UK start-ups buoyed by Brexit vote
More UK businesses have been set up in the 100-days since the result of the EU referendum than in the corresponding period in 2015 pre-Brexit vote, according to new findings released today. The research, compiled by Creditsafe, the world’s most-user provider of online company credit reports, also revealed that during the three months since the Brexit announcement, there were more new company start-ups in the UK than in either France or Germany.
Creditsafe, which also operates across Europe, analysed its country-wide company databases to assess whether the Brexit decision had had a noticeable effect on entrepreneurial spirit by comparing the number of post-referendum start-ups in the UK against the same period in 2015. The results revealed that there have been more than 2,000 new company start-ups in the three months since Brexit was announced than in the same period last year.
The research also compared the UK’s performance against that of the other two largest economies in Europe.
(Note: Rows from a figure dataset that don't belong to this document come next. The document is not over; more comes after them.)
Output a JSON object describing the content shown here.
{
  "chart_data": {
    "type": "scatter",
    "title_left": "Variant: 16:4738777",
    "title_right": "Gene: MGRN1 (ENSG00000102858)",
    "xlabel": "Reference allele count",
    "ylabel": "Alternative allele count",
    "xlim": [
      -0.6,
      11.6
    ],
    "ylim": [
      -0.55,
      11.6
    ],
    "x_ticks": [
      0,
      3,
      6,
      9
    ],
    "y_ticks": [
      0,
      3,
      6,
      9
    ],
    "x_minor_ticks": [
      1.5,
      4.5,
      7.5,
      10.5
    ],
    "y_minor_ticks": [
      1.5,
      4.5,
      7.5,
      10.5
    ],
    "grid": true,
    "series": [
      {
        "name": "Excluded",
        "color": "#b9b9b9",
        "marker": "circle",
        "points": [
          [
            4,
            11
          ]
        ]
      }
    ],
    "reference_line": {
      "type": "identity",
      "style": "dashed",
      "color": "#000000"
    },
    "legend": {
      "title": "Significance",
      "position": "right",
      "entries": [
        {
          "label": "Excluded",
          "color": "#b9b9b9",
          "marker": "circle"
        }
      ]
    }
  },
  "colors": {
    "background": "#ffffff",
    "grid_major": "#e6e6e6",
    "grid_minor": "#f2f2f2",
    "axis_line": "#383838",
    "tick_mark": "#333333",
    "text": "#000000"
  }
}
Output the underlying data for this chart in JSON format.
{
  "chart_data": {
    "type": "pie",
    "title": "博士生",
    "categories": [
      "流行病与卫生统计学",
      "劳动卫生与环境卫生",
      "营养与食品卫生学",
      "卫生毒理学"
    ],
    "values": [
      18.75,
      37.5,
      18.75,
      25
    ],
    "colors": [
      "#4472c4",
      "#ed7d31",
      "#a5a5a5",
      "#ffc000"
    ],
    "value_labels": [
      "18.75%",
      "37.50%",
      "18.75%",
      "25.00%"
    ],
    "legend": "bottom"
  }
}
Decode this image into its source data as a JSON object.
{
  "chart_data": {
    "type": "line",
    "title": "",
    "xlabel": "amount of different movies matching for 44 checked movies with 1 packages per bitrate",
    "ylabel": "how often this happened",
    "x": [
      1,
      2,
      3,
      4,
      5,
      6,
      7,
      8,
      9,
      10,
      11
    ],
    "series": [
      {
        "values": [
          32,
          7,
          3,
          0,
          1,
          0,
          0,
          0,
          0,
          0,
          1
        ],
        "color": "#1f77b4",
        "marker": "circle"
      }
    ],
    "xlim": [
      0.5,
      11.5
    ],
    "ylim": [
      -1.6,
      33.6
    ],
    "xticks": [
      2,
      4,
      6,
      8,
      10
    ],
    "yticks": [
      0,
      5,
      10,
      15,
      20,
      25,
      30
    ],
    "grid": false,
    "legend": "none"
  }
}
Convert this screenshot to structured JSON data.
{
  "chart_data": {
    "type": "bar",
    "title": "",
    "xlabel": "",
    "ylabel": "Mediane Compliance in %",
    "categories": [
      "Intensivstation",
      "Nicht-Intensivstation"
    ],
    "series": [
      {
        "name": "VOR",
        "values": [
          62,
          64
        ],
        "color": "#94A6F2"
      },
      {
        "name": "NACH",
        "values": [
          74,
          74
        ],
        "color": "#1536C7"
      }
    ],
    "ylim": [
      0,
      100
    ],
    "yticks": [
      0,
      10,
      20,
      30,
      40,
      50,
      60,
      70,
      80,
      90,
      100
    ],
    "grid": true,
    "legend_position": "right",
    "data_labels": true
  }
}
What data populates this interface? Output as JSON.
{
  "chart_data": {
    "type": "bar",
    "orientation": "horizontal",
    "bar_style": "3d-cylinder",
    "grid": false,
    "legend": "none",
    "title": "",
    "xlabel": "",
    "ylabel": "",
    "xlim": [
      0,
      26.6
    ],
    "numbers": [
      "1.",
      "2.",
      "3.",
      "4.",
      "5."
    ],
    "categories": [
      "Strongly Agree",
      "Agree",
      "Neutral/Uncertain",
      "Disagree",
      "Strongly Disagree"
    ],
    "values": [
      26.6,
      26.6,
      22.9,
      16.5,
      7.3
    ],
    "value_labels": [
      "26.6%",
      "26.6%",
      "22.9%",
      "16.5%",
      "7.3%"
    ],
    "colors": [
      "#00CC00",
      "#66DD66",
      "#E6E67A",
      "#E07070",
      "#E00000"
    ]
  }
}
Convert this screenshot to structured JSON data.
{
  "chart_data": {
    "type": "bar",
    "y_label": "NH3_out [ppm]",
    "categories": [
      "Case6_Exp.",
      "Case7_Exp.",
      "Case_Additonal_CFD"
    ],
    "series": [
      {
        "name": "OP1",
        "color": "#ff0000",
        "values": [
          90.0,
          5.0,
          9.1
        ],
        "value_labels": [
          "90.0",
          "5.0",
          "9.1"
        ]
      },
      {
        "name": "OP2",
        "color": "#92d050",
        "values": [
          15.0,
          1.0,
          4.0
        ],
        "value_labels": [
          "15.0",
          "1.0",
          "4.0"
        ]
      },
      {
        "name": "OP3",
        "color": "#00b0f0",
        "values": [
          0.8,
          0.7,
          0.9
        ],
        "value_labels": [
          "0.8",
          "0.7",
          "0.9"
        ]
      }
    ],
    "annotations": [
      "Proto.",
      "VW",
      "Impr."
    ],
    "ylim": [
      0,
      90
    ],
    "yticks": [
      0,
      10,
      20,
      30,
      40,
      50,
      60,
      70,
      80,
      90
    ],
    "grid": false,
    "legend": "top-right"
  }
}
The figures show that once again the UK leads the way, with 152,713 start-ups in the three months following the EU referendum, compared to 119,833 in France and just 11,599 in Germany.
Rachel Mainwaring, Operations Director at Creditsafe, commented: “Many predicted that the vote in favour of leaving the EU could well put a brake on the encouraging number of start-ups here in the UK, but our findings suggest that this does not seem to have been the case. We have a strong tradition in the UK of being an innovative and progressive nation and it’s encouraging to see that the Brexit vote does not appear to have shaken our sense of enterprise.
“With the falls in exchange rates and several recent surveys showing conflicting views on commercial and consumer confidence, it would have been easy to imagine that the UK business outlook would be worse than that in France or Germany. However, our research shows that a higher number of start-ups have been established in the UK than in either of our near neighbours when comparing the 100 days since the results of the referendum to the same period in 2015.”
Rachel added: “The emerging picture of a post-referendum economy is continuing to be shaped, but we are confident that the UK’s rich history of entrepreneurship will remain regardless of the outlook in the months to come now that the Prime Minister has set out a timeline for triggering Article 50.”